12 KiB
Plan: Add Coordinator Microservice
Context
NowChess scales core horizontally via shared Redis but lacks:
- Instance visibility: no way to list running cores or their load
- Load balancing: games land randomly on cores; no rebalancing
- Failover: dead cores orphan subscriptions; bullet chess requires <1s recovery
- Auto-scaling: manual ops to add/remove cores
- Cache management: no eviction of stale games from core memory
Bullet chess games run on move timings of <3s. 30s failover = game lost on clock. Target: <300ms failover.

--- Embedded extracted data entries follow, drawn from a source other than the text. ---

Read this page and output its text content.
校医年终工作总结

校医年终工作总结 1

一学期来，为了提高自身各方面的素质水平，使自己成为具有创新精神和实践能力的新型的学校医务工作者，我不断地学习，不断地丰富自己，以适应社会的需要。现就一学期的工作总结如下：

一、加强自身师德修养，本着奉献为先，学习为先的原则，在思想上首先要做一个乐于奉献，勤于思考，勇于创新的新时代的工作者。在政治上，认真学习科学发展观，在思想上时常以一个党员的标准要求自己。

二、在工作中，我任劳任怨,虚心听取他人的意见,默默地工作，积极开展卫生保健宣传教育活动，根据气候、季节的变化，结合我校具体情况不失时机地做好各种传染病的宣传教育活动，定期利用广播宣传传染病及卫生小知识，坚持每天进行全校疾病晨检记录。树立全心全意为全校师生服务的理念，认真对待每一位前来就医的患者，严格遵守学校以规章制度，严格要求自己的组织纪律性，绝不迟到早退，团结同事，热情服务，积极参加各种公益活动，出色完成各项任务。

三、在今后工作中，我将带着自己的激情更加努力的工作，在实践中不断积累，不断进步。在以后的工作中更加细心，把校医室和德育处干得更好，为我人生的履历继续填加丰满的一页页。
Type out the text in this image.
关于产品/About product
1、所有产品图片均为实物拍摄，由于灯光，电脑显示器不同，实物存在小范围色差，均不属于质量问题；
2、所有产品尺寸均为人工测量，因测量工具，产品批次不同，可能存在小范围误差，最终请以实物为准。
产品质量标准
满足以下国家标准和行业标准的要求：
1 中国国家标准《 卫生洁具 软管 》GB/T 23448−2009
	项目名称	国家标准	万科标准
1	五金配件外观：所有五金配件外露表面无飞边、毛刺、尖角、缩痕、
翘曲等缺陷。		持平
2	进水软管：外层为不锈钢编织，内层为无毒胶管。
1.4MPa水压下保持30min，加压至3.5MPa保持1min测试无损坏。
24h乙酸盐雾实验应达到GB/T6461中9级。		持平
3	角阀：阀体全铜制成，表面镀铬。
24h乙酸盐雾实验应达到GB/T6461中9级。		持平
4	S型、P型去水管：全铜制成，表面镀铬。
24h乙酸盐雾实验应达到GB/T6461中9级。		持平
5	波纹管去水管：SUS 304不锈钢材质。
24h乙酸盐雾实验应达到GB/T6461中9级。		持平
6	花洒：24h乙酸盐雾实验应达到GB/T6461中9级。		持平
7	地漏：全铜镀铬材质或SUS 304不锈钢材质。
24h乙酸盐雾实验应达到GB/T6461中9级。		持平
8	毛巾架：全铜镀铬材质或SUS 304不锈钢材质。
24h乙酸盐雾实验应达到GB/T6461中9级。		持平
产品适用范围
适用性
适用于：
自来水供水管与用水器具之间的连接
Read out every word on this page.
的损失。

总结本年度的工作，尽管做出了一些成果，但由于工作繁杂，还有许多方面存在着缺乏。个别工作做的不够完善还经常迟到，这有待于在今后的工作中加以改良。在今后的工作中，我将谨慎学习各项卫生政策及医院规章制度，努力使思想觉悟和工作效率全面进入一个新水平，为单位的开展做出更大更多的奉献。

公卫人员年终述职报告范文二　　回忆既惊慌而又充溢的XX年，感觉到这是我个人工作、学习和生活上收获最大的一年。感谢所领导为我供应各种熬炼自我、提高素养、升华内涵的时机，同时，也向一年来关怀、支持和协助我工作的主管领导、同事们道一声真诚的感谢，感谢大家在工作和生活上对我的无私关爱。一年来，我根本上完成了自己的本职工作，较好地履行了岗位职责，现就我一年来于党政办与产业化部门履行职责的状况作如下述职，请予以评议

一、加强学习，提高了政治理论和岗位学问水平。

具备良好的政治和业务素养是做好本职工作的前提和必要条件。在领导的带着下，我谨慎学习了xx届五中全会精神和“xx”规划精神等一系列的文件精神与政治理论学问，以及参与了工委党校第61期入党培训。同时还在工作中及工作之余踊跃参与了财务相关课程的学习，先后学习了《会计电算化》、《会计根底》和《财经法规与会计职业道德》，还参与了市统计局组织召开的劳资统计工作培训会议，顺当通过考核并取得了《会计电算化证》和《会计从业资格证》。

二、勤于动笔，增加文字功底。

Architecture: Sub-1s Failover
Why Not Polling/TTL
- TTL expiry: minimum 10-30s detection
- HTTP polling 3x failure: 30s minimum
- gRPC streaming TCP drop: 50-200ms — use this as primary
Primary: gRPC Bidirectional Streaming
- Core opens a persistent bidirectional stream (
CoreHeartbeatStream) to coordinator on startup - Core sends heartbeat frames every 200ms
- Core crash = TCP RST/FIN → coordinator stream error in ~50-200ms
- Stream also carries metadata updates (subscription count changes) in real-time
Fallback: Redis Heartbeat + K8s Watch
- Redis heartbeat key
{prefix}:instances:{instanceId}with 5s TTL, refreshed every 2s - K8s pod watch via Kubernetes Java client (event-driven; handles pod eviction/OOMKill)
- Fallback covers: network partition (TCP stays up but core is zombie), coordinator restart gap
Design
1. Module: modules/coordinator
Language: Scala 3.5.1, Quarkus REST + gRPC
Ports: HTTP 8086, gRPC 9086
Dependencies: Redisson, Kubernetes Java client, Quarkus gRPC
Persistence: None (all state in Redis)
2. Instance Registry
Redis schema:
{prefix}:instances:{instanceId}
- TTL: 5s (refreshed by core every 2s via background task)
- Value: JSON
{
"instanceId": "core-abc123",
"hostname": "core-pod-3",
"httpPort": 8080,
"grpcPort": 9080,
"subscriptionCount": 147,
"localCacheSize": 147,
"lastHeartbeat": "2026-04-26T10:15:30.123Z"
}
{prefix}:instance:{instanceId}:games
- Type: Redis Set (no TTL — managed explicitly)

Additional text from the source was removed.